Tayeh Nadim, Klein Anthony, Le Paslier Marie-Christine, Jacquin Françoise, Houtin Hervé, Rond Céline, Chabert-Martinello Marianne, Magnin-Robert Jean-Bernard, Marget Pascal, Aubert Grégoire, Burstin Judith
INRA, UMR1347 Agroécologie Dijon, France.
INRA, US1279 Etude du Polymorphisme des Génomes Végétaux, CEA-IG/Centre National de Génotypage Evry, France.
Front Plant Sci. 2015 Nov 17;6:941. doi: 10.3389/fpls.2015.00941. eCollection 2015.
Pea is an important food and feed crop and a valuable component of low-input farming systems. Improving resistance to biotic and abiotic stresses is a major breeding target to enhance yield potential and regularity. Genomic selection (GS) has lately emerged as a promising technique to increase the accuracy and gain of marker-based selection. It uses genome-wide molecular marker data to predict the breeding values of candidate lines to selection. A collection of 339 genetic resource accessions (CRB339) was subjected to high-density genotyping using the GenoPea 13.2K SNP Array. Genomic prediction accuracy was evaluated for thousand seed weight (TSW), the number of seeds per plant (NSeed), and the date of flowering (BegFlo). Mean cross-environment prediction accuracies reached 0.83 for TSW, 0.68 for NSeed, and 0.65 for BegFlo. For each trait, the statistical method, the marker density, and/or the training population size and composition used for prediction were varied to investigate their effects on prediction accuracy: the effect was large for the size and composition of the training population but limited for the statistical method and marker density. Maximizing the relatedness between individuals in the training and test sets, through the CDmean-based method, significantly improved prediction accuracies. A cross-population cross-validation experiment was further conducted using the CRB339 collection as a training population set and nine recombinant inbred lines populations as test set. Prediction quality was high with mean Q (2) of 0.44 for TSW and 0.59 for BegFlo. Results are discussed in the light of current efforts to develop GS strategies in pea.
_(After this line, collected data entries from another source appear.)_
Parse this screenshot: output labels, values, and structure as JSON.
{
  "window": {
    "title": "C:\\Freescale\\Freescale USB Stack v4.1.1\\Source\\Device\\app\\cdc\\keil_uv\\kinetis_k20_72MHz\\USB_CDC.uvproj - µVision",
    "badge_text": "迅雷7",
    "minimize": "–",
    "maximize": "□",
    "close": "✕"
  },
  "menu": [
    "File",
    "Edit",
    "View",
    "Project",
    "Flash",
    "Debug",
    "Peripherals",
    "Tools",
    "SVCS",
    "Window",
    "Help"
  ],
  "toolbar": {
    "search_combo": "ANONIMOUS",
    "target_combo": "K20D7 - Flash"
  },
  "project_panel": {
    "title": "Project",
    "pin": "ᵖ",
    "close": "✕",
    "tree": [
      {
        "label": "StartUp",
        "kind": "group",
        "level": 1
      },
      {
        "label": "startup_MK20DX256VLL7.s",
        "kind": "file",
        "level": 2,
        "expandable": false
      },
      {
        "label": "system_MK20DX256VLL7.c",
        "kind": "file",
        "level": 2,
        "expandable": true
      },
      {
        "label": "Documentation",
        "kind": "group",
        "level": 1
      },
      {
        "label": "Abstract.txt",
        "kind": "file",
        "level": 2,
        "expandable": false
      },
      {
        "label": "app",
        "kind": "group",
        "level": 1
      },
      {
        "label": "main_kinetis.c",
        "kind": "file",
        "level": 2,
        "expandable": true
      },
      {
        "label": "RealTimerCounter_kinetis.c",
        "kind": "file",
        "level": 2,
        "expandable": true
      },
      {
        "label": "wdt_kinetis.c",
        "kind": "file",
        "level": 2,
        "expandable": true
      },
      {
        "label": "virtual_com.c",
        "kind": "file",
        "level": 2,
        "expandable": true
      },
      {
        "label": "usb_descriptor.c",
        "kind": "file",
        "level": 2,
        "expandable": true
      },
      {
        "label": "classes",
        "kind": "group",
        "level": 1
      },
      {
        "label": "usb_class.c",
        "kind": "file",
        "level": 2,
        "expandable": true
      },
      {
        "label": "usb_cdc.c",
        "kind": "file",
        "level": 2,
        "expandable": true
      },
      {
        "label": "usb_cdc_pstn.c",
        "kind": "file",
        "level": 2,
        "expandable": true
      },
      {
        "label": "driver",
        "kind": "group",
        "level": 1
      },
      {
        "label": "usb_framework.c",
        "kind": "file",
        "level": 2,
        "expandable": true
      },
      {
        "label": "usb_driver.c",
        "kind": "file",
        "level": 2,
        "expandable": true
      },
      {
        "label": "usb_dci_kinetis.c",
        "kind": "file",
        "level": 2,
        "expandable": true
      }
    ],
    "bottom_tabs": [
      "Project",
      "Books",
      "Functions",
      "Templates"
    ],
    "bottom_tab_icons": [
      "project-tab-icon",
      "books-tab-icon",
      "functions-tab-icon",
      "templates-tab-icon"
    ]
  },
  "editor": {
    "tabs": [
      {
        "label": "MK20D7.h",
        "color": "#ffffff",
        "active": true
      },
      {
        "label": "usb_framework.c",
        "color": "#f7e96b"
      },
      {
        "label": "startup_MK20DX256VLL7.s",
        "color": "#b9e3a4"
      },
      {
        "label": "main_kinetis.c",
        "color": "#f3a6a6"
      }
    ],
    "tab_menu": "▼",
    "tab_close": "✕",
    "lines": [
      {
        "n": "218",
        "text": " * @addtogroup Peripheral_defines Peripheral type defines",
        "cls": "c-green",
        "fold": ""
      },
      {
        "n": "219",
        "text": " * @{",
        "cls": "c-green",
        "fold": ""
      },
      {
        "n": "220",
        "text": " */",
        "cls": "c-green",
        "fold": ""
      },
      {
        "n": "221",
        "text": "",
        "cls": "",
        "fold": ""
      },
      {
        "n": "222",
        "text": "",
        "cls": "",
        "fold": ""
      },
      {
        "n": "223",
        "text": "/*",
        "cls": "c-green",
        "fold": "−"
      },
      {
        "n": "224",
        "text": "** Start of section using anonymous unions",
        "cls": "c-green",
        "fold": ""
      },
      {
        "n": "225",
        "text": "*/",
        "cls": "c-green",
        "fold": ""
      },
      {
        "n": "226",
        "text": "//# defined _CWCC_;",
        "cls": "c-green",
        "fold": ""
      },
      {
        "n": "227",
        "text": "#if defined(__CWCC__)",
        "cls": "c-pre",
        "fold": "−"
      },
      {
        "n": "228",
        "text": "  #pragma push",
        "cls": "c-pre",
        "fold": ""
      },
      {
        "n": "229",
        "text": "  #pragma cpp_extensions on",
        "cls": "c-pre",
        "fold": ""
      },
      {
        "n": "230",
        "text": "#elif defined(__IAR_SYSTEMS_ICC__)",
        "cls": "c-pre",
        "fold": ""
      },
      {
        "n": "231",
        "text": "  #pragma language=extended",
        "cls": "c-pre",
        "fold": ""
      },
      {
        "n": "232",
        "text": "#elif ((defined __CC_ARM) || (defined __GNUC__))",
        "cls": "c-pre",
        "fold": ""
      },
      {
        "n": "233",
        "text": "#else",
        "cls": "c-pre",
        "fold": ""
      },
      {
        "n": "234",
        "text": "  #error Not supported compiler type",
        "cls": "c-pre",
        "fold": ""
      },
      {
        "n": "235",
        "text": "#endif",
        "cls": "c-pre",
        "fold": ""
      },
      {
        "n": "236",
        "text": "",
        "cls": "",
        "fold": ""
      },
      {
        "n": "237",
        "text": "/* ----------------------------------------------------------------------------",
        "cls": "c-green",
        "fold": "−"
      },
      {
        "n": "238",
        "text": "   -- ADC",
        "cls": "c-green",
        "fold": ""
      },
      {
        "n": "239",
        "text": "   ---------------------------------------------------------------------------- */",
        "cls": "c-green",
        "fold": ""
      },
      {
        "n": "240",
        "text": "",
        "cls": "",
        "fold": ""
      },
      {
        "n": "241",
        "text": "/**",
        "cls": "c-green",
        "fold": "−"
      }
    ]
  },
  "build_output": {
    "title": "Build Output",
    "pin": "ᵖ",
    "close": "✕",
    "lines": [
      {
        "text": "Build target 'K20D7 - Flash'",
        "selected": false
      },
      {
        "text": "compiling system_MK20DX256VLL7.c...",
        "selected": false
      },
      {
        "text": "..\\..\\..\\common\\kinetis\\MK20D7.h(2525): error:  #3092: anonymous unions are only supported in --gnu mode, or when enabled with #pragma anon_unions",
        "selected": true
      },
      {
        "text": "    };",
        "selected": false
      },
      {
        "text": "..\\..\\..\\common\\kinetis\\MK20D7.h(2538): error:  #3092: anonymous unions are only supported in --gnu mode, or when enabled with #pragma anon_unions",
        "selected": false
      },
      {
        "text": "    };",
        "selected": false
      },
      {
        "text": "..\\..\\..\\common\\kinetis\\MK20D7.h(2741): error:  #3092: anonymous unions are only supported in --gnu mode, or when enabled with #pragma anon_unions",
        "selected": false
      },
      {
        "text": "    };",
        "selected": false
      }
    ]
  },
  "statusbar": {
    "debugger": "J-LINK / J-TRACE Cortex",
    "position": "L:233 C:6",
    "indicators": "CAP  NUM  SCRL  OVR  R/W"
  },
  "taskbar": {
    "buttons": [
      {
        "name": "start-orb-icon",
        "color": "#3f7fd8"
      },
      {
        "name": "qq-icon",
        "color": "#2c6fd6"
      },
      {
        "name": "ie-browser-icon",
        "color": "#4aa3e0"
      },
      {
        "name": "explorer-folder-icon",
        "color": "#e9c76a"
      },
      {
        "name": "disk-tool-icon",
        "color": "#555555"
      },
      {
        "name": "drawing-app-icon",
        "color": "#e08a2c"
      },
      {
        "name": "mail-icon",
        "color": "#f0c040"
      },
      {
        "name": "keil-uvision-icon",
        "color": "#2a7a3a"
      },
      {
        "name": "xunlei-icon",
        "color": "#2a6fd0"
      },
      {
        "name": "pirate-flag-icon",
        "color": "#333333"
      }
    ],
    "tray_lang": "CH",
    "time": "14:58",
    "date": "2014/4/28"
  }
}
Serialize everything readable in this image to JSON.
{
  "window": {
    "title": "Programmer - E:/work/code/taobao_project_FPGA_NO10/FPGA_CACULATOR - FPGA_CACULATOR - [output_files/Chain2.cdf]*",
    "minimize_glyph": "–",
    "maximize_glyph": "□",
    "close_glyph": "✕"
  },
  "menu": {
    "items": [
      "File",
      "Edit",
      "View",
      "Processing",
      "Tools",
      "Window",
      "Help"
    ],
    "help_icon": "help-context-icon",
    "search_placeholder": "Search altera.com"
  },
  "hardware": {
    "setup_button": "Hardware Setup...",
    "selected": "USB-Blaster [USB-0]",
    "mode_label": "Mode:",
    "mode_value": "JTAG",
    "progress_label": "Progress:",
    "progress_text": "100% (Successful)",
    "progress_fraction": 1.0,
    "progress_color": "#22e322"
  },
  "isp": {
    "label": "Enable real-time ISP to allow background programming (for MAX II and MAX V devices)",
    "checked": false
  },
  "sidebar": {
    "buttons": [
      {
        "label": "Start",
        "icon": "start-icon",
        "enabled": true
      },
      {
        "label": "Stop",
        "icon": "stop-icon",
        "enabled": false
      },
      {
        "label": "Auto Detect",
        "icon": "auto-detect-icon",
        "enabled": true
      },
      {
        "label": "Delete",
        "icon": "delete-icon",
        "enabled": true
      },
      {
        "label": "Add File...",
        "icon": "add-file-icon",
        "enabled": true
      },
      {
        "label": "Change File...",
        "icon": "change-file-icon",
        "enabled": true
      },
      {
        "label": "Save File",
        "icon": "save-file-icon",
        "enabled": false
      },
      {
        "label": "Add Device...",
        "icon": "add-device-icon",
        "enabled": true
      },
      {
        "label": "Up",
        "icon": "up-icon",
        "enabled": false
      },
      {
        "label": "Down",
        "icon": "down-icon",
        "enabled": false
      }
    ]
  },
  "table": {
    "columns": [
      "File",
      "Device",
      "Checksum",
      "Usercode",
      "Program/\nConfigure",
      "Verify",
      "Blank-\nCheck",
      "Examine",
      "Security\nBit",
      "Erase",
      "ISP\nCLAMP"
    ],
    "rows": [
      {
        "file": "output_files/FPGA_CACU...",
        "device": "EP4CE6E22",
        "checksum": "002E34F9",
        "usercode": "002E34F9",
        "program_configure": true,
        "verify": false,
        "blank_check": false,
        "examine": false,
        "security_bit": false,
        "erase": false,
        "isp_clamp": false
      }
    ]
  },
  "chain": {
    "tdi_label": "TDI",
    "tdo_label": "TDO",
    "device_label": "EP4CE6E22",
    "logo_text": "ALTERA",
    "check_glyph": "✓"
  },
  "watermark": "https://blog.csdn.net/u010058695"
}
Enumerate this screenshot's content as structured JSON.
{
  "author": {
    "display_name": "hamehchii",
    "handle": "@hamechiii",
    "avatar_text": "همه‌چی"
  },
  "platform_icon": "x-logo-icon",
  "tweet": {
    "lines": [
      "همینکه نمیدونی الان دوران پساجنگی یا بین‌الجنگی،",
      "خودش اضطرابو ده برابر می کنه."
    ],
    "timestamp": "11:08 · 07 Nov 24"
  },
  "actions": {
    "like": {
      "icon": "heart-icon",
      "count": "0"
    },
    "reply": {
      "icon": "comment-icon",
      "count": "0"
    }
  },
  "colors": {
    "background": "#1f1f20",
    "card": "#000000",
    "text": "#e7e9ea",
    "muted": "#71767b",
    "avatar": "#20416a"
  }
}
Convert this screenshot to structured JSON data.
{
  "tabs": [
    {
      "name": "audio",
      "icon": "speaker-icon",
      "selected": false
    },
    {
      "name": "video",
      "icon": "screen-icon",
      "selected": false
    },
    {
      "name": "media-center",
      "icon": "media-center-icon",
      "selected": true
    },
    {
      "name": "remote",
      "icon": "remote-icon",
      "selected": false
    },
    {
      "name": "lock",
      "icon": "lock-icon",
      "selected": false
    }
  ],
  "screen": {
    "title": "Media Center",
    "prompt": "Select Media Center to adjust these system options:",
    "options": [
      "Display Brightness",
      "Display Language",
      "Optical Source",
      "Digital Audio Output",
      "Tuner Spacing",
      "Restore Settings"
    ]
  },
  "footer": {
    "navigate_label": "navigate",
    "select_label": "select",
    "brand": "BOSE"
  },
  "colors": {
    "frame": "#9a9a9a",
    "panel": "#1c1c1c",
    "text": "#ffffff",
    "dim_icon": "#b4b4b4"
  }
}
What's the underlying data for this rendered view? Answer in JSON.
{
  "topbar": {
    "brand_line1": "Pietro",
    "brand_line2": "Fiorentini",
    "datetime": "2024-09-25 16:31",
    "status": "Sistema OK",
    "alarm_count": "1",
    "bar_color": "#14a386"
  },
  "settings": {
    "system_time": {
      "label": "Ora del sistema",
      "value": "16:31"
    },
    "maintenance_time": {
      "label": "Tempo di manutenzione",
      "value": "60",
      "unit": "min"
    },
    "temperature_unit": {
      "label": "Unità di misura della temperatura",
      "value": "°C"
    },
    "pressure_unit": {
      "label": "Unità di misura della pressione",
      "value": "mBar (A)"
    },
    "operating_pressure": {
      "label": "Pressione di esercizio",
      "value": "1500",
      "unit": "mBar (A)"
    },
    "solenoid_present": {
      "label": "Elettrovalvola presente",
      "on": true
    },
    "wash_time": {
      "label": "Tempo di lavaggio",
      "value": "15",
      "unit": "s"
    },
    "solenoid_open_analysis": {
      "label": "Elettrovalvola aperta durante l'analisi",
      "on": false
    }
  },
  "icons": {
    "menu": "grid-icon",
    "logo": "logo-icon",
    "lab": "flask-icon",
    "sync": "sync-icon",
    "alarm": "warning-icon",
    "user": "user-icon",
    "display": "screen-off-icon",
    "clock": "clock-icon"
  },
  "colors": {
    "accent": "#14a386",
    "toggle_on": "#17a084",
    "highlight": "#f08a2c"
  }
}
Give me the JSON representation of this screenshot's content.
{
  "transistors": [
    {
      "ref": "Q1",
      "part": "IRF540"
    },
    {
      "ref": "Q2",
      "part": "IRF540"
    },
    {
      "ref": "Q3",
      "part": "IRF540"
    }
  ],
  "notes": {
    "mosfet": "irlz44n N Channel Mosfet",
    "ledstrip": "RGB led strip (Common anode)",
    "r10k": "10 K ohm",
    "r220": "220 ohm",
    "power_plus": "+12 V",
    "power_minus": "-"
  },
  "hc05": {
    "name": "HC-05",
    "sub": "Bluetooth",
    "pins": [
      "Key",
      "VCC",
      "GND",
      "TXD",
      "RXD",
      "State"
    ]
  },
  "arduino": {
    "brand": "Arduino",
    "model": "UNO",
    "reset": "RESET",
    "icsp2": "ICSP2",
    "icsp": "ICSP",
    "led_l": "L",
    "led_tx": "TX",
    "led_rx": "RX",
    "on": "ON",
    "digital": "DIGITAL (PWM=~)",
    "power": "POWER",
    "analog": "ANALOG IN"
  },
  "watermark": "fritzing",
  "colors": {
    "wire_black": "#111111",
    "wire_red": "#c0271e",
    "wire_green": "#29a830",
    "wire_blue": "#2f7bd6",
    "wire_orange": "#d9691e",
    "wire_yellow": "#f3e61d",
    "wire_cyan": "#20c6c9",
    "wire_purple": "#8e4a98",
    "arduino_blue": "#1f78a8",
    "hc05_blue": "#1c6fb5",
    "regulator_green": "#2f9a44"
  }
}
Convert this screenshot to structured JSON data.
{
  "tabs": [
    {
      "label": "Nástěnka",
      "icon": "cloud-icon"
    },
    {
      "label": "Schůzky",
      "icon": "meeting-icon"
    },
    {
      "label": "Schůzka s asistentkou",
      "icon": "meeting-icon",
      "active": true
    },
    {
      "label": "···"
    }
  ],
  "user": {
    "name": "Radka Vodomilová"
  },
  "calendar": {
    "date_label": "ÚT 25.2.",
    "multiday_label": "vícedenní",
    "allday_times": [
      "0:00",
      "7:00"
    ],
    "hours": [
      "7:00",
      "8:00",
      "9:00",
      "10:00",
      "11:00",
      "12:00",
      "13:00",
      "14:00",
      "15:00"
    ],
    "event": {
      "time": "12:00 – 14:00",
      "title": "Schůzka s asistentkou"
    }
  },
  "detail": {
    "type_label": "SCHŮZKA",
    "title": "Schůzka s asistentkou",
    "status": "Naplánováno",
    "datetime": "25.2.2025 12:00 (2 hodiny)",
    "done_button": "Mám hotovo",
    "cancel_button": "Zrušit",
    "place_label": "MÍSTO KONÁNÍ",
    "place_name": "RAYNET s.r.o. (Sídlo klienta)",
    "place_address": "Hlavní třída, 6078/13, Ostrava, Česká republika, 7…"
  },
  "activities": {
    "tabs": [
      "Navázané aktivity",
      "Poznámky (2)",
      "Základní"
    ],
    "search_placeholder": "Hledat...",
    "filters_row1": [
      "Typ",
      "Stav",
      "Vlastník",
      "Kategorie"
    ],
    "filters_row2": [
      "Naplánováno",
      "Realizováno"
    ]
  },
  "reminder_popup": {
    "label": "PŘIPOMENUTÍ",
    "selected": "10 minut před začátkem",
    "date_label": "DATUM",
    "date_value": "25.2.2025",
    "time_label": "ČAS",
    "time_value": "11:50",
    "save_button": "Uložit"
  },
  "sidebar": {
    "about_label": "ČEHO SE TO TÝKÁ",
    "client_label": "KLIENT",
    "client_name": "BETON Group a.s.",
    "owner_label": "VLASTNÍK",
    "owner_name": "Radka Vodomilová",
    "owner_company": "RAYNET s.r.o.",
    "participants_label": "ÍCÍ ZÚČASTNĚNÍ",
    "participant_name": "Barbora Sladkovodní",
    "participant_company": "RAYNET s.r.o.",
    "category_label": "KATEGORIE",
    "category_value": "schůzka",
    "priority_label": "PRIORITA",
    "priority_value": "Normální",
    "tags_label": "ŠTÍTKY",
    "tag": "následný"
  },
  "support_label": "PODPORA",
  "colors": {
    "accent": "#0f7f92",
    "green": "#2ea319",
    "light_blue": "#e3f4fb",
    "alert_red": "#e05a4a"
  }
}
豌豆是一种重要的粮食和饲料作物,也是低投入农业系统的重要组成部分。提高对生物和非生物胁迫的抗性是提高产量潜力和稳定性的主要育种目标。基因组选择(GS)最近已成为一种有前景的技术,可提高基于标记选择的准确性和增益。它使用全基因组分子标记数据来预测候选品系的育种值以供选择。利用GenoPea 13.2K SNP芯片对339份遗传资源材料(CRB339)进行了高密度基因分型。对千粒重(TSW)、单株种子数(NSeed)和开花日期(BegFlo)的基因组预测准确性进行了评估。TSW的平均跨环境预测准确性达到0.83,NSeed为0.68,BegFlo为0.65。对于每个性状,改变用于预测的统计方法、标记密度和/或训练群体大小及组成,以研究它们对预测准确性的影响:训练群体的大小和组成影响较大,而统计方法和标记密度的影响有限。通过基于CDmean的方法最大化训练集和测试集中个体之间的亲缘关系,显著提高了预测准确性。进一步进行了一项跨群体交叉验证实验,使用CRB339材料作为训练群体集,九个重组自交系群体作为测试集。预测质量较高,TSW的平均Q(2)为0.44,BegFlo为0.59。根据目前在豌豆中开发GS策略的工作对结果进行了讨论。